La coiffe indienne fut offerte dans un deuxième temps, en 1960 cette fois. Toujours à Cannes, dans la même villa (la Californie), où Picasso va encore résider un an. Il n’existe qu’une seule photographie de ce moment, prise par Eddy Novarro, célèbre aussi pour avoir montré Picasso arborant sa Rolex GMT Master. En 1961, la construction d’un nouvel immeuble lui cachant la vue sur mer le décide à rechercher un autre lieu. Il abandonne la villa cannoise – qui porte aujourd’hui le nom de Pavillon de Flore – et s’installe au Mas Notre-Dame-de-Vie, à Mougins, où il résidera jusqu’à sa mort, en 1973. C’est la dernière des cinq maisons que Pablo Picasso acheta dans l’arrière-pays de la Riviera française.

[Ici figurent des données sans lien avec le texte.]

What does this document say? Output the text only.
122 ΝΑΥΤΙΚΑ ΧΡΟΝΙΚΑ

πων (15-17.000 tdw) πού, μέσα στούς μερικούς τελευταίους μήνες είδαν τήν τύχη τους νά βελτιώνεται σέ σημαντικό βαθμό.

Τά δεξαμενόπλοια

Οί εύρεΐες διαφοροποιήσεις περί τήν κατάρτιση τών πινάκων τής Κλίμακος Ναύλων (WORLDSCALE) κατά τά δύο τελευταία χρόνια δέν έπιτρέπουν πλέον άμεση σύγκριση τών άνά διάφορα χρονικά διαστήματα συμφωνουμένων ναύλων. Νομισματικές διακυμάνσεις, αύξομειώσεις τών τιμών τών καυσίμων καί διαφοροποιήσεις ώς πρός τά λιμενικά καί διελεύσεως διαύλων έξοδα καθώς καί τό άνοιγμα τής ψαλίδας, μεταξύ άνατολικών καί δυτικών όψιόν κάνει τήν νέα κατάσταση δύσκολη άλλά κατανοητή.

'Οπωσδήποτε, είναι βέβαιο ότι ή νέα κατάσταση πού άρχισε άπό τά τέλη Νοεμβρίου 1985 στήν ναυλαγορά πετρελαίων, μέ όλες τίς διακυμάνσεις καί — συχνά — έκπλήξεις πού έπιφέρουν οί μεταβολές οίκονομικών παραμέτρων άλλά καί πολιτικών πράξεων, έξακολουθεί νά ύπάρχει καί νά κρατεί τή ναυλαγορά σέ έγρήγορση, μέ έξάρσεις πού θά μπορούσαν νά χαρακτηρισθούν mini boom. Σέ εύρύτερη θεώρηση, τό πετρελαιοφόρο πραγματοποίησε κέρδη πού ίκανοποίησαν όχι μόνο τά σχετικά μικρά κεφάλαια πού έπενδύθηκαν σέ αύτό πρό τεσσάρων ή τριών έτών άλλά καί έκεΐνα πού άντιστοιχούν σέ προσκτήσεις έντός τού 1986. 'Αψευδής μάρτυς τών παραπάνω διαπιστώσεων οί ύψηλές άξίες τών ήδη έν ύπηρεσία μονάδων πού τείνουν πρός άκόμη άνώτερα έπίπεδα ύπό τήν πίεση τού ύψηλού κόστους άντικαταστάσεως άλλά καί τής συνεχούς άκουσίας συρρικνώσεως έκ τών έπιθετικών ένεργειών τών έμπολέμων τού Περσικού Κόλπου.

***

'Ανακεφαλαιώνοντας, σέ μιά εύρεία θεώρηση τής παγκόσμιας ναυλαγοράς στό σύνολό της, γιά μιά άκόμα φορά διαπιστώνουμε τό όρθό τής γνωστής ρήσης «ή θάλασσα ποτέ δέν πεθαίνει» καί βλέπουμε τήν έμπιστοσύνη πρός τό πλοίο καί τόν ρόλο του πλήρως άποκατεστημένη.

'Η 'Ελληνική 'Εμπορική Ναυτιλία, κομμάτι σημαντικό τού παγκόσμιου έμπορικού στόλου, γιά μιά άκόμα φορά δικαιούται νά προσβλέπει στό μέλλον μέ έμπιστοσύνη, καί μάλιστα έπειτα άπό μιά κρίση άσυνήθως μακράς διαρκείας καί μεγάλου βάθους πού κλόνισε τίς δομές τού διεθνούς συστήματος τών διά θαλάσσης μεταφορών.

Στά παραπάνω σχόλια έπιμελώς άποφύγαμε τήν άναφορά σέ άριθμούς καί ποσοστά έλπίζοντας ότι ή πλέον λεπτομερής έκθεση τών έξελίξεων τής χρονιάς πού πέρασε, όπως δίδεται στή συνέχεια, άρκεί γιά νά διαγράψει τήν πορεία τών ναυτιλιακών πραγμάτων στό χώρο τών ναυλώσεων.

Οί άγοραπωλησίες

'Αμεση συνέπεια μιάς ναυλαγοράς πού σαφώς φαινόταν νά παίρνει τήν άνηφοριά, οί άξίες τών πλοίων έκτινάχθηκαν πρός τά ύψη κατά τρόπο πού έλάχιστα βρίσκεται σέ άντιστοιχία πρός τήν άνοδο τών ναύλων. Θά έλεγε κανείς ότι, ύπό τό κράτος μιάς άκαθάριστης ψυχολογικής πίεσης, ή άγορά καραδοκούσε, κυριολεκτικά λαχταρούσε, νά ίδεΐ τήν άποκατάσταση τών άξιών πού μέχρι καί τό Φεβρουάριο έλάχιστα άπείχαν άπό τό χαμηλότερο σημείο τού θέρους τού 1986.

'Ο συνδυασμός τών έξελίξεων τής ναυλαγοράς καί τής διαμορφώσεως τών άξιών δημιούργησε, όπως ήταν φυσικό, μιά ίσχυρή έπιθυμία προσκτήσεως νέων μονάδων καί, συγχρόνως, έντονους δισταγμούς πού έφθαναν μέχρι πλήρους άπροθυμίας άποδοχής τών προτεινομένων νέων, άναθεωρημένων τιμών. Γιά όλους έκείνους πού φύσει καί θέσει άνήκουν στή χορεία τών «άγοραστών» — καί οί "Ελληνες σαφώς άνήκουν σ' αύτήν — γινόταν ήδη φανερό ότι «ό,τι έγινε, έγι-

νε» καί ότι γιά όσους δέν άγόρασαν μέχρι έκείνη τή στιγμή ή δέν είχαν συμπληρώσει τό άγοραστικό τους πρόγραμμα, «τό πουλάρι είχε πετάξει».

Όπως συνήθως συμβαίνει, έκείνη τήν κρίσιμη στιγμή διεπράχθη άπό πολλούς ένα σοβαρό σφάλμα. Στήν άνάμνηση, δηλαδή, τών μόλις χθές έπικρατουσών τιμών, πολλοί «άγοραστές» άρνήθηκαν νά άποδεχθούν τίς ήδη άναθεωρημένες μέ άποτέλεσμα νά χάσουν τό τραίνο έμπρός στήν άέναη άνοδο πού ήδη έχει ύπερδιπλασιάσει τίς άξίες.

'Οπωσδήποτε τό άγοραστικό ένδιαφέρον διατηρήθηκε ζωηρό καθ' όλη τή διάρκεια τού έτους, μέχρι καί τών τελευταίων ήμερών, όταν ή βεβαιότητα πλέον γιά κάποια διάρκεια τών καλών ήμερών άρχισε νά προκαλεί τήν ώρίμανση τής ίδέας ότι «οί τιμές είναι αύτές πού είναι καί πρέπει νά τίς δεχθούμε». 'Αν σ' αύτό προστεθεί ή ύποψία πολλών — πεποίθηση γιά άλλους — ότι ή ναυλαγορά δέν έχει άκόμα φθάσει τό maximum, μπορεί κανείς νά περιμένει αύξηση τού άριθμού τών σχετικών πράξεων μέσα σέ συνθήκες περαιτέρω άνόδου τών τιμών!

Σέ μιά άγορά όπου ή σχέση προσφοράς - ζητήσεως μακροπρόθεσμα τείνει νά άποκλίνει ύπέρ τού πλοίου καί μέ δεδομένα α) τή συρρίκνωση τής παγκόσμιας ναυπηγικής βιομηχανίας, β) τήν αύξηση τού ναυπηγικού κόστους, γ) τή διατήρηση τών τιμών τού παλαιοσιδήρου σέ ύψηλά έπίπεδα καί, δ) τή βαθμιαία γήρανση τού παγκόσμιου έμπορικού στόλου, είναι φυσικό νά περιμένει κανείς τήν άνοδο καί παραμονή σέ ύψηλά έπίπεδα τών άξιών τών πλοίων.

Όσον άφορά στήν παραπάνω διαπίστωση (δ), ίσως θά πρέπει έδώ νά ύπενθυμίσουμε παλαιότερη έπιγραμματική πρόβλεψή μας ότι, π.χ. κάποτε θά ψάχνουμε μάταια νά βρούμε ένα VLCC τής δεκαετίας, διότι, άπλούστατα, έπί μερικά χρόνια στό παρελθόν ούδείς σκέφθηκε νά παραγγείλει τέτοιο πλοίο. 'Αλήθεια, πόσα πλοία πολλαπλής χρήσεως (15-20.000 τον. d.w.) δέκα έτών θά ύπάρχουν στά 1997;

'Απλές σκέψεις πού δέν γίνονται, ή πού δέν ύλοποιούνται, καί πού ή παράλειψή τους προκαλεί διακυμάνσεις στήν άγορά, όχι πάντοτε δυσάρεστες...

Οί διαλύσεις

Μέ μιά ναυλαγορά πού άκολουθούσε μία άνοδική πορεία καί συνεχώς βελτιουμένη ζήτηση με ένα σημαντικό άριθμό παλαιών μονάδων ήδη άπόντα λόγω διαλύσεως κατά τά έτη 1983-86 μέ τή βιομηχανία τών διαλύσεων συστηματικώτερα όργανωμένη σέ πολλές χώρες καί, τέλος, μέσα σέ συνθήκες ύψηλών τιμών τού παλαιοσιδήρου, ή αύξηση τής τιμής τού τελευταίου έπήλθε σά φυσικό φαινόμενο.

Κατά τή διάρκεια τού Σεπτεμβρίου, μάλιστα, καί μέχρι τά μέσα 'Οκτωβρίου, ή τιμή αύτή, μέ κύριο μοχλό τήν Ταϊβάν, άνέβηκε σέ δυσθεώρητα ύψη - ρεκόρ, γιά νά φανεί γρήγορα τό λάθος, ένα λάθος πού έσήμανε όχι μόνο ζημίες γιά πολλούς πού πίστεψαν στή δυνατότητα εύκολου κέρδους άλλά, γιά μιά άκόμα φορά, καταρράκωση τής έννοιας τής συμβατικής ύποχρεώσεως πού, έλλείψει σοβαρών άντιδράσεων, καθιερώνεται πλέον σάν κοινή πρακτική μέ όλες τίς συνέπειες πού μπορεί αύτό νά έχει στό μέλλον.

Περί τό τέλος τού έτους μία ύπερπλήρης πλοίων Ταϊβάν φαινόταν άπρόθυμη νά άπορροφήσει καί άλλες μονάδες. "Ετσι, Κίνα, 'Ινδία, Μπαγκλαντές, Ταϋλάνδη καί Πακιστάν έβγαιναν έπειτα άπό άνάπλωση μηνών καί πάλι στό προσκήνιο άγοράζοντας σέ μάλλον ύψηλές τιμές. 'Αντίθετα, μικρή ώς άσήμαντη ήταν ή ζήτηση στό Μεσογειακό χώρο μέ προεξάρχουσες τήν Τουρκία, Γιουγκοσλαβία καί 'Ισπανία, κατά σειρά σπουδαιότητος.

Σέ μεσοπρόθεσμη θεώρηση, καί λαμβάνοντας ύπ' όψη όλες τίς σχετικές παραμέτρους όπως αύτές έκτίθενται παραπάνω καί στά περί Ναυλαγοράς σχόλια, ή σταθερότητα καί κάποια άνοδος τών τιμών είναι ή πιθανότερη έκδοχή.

Il y recevra tous ses amis, au premier rang desquels ses amis artistes, écrivains et poètes. René Char, évidemment, y séjournera à de nombreuses reprises. Un séjour bien documenté se déroule en septembre 1965 : Char vient accompagné d’Yvonne Zervos, au moment où les deux hommes participent ensemble à la campagne menée contre l’implantation des fusées nucléaires sur le plateau d’Albion ; Picasso donnera un dessin illustrant La Provence point Oméga, pour une affiche appelant à un rassemblement à Fontaine-de-Vaucluse. L’ambiance est détendue entre Picasso, Char et Zervos, et Yvonne immortalise les deux hommes chahutant lorsque Picasso couronne René Char de la coiffe indienne, Picasso arborant sur la tête un casque de pompier. Quatre photographies furent prises ce jour-là – deux par Yvonne, et deux par Picasso : une première, avec l’appareil d’Yvonne Zervos, où elle pose avec René Char, et ce polaroïd, propriété de Picasso, qui immortalise René Char seul, avec la coiffe indienne.
Les tirages, uniques, furent développés sur place et Picasso les signera et datera, toutes de cette même journée, le 15 septembre 1965.
Il n’existe aucune autre épreuve – non signée – et toutes les reproductions de ces photo¬graphies sont faites d’après ces épreuves originales. Celle du polaroïd de Picasso est inédite : elle n’a jamais été reproduite auparavant.
« Jouant au reporter, passant par l’autoportrait inspiré ou le cliché ludique (…) Picasso a une relation complexe et forte avec la photographie et les photographes qu’il a laissés pénétrer dans son intimité créatrice » commente Violeta Andrés (Picasso, le regard du photographe, Barcelone, Musée Picasso, 2019).
Précisons également que David Douglas Duncan fera, à la fin des années 1960, une autre photographie de Picasso avec une coiffe indienne, avec laquelle Picasso pose de profil, jouant le chef indien, grave et tragique. Mais ce n’est pas celle offerte par Gary Cooper en 1960, prise sur la photographie de Mougins et portée par Char.